Von A wie Afrika bis Z wie Zugangsregelung

Exakt vor drei Jahren, am 27. Januar 2020, wurde der erste COVID-19-Fall in Deutschland publik. Dr. Camilla Rothe, stellvertretende Leiterin des Tropeninstituts am LMU Klinikum München, untersuchte damals den ersten Infizierten und wurde später für ihre Entdeckung, dass auch asymptomatische Übertragungen möglich sind, vielfach ausgezeichnet, letztens mit dem Verdienstorden der Bundesrepublik Deutschland. Ende Februar 2020 hat das LMU Klinikum München seinen ersten COVID-19-Patienten stationär aufgenommen. Seither sind über 6.000 COVID-19-Patientinnen und -Patienten vor allem in Großhadern behandelt worden und damit mehr als in jeden anderen Münchner Krankenhaus. Mit umfangreichen Forschungsprojekten, der Umstellung der ganzen Organisation und dem engagierten Einsatz aller Mitarbeitenden, war das LMU Klinikum München ein Leuchtturm bei der Bewältigung der Pandemie. Aktuell können die Kliniken wieder in gewohntem Umfang die Patientenversorgung leisten, und aufgeschobene Operationen und Eingriffe werden nachgeholt.

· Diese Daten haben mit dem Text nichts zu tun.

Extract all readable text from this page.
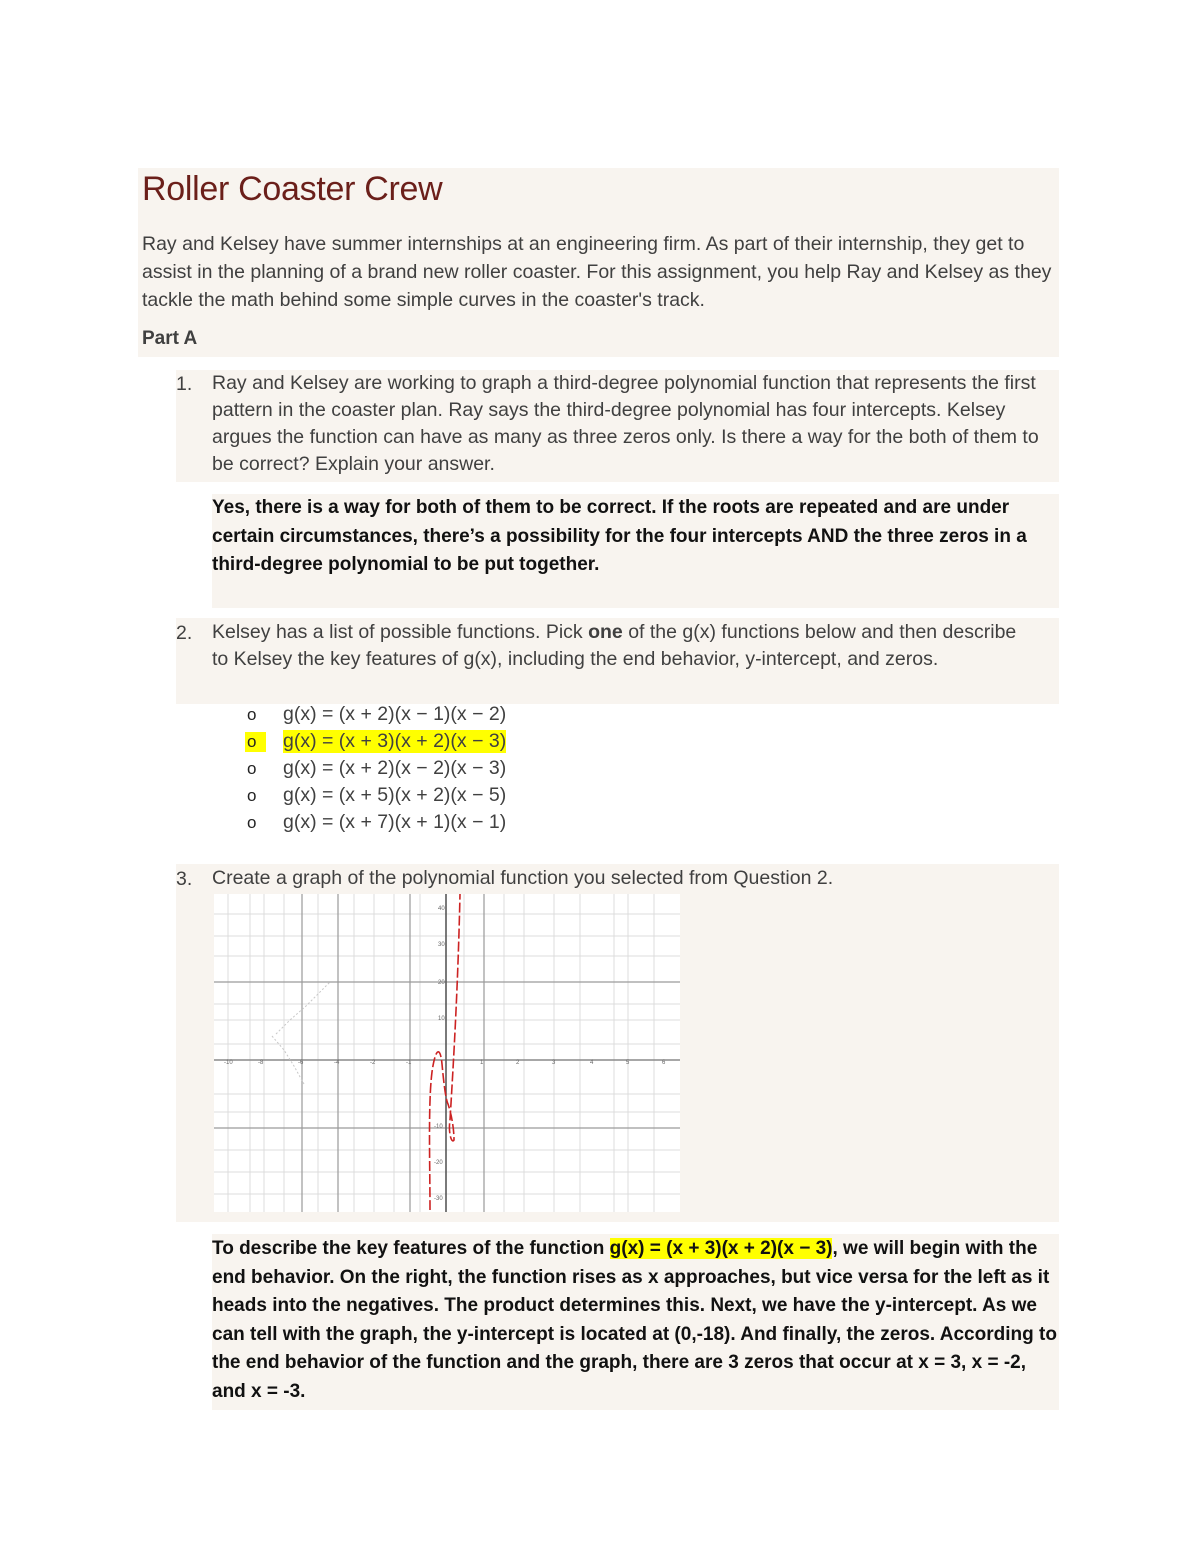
Roller Coaster Crew
Ray and Kelsey have summer internships at an engineering firm. As part of their internship, they get to assist in the planning of a brand new roller coaster. For this assignment, you help Ray and Kelsey as they tackle the math behind some simple curves in the coaster's track.
Part A
1. Ray and Kelsey are working to graph a third-degree polynomial function that represents the first pattern in the coaster plan. Ray says the third-degree polynomial has four intercepts. Kelsey argues the function can have as many as three zeros only. Is there a way for the both of them to be correct? Explain your answer.
Yes, there is a way for both of them to be correct. If the roots are repeated and are under certain circumstances, there’s a possibility for the four intercepts AND the three zeros in a third-degree polynomial to be put together.
2. Kelsey has a list of possible functions. Pick one of the g(x) functions below and then describe to Kelsey the key features of g(x), including the end behavior, y-intercept, and zeros.
o g(x) = (x + 2)(x − 1)(x − 2)
o	g(x) = (x + 3)(x + 2)(x − 3)
o g(x) = (x + 2)(x − 2)(x − 3)
o g(x) = (x + 5)(x + 2)(x − 5)
o g(x) = (x + 7)(x + 1)(x − 1)
3. Create a graph of the polynomial function you selected from Question 2.
-10	-8	-6	-4	-2	-1	1	2	3	4	5	6
40
30
20
10
-10
-20
-30
To describe the key features of the function g(x) = (x + 3)(x + 2)(x − 3), we will begin with the end behavior. On the right, the function rises as x approaches, but vice versa for the left as it heads into the negatives. The product determines this. Next, we have the y-intercept. As we can tell with the graph, the y-intercept is located at (0,-18). And finally, the zeros. According to the end behavior of the function and the graph, there are 3 zeros that occur at x = 3, x = -2, and x = -3.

„Wir können jetzt Operationen nachholen, die im Dezember nicht möglich waren, weil uns das Personal fehlte“, sagt Prof. Dr. Markus M. Lerch, Ärztlicher Direktor des LMU Klinikums. „Insbesondere auf den Intensivstationen haben wir wieder mehr Kapazitäten, weil nur noch wenige Corona-Patienten dort behandelt werden müssen.“ Und auch die krankheitsbedingten Ausfälle beim Personal sind deutlich zurückgegangen. „Zu Spitzenzeiten im März und Oktober 2022 waren über 500 Mitarbeitende am LMU Klinikum aufgrund einer SARS-CoV2-Infektion krankgemeldet und mussten sich in Isolation begeben. Das hat uns an die Grenzen der Leistungsfähigkeit gebracht“, erinnert sich Prof. Lerch. Auch wenn nun die gesetzlich vorgeschriebenen Hygienemaßnahmen sukzessive enden und der Übergang in ein endemisches Geschehen zu beobachten ist, gilt für Besucher des Klinikums weiterhin die Pflicht zum Tragen einer FFP2-Maske und ein tagesaktueller, negativer Corona-Test zum Schutz von vulnerablen Patienten. Mitarbeitende müssen eine FFP2-Maske oder einen Mund-Nase-Schutz tragen.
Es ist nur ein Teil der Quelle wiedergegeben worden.